Ella le sonrió desfallecidamente y entrelazó los dedos por sus cabellos produciéndole un placer delicado. Alvar se vio con los ojos rebasados por las lágrimas, con el alma derramada por aquel sentimiento que había sepultado bajo la costumbre, y se aferró a su bien, al latido del corazón que sentía bajo las sábanas, a su respiración rítmica, al calor de su cuerpo vivo. Su alma se veía extasiada por aquel manantial de esperanza y anhelo, por un deseo de quedarse atrapado en aquel instante durante mucho tiempo. Cerró los ojos y se dejó llevar por la sensación de saber que tenía una vida por delante junto a ella, que ya nada los podría separar. Dios, en su infinita piedad, le había concedido esa gracia a su alma llena de pecados, aun cuando había transgredido todos sus preceptos y a todas luces no era merecedor de tal presente.
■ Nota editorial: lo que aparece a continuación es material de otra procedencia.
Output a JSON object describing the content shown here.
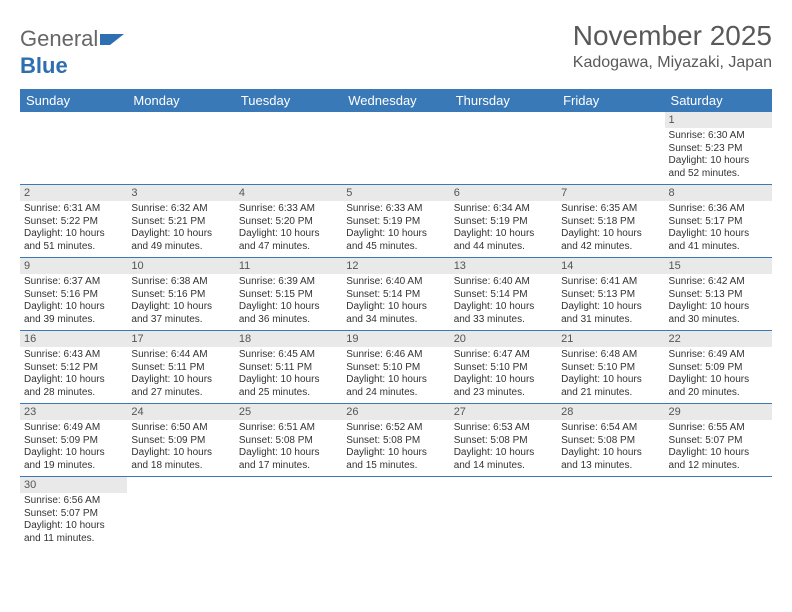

Aquella inmensa gratitud le hizo pensar que el amor que profesaba a Isabel era parte de ese amor que profesaba a Dios. Tal vez era esa la clave de todo, que la senda espinosa del amor, capaz de unir incluso a las bestias salvajes más inteligentes, aquel sentimiento intangible pero tan real como las piedras o el mar, no era otra cosa que un lenguaje universal al que todo ser vivo podía acceder. Así, amar a Isabel era amar a Dios también, y cuanto más amor se desplegaba hacia otros, más se amaba al Señor.

Se quedó inmóvil, sintiendo una dicha descomunal al notar los dedos de ella rozando su cabeza, y allí, con el espíritu embriagado de felicidad, con lágrimas silenciosas recorriendo su rostro y sus brazos rodeando la figura de Isabel bajo las sábanas, comprendió que se encontraba en el reino de los cielos.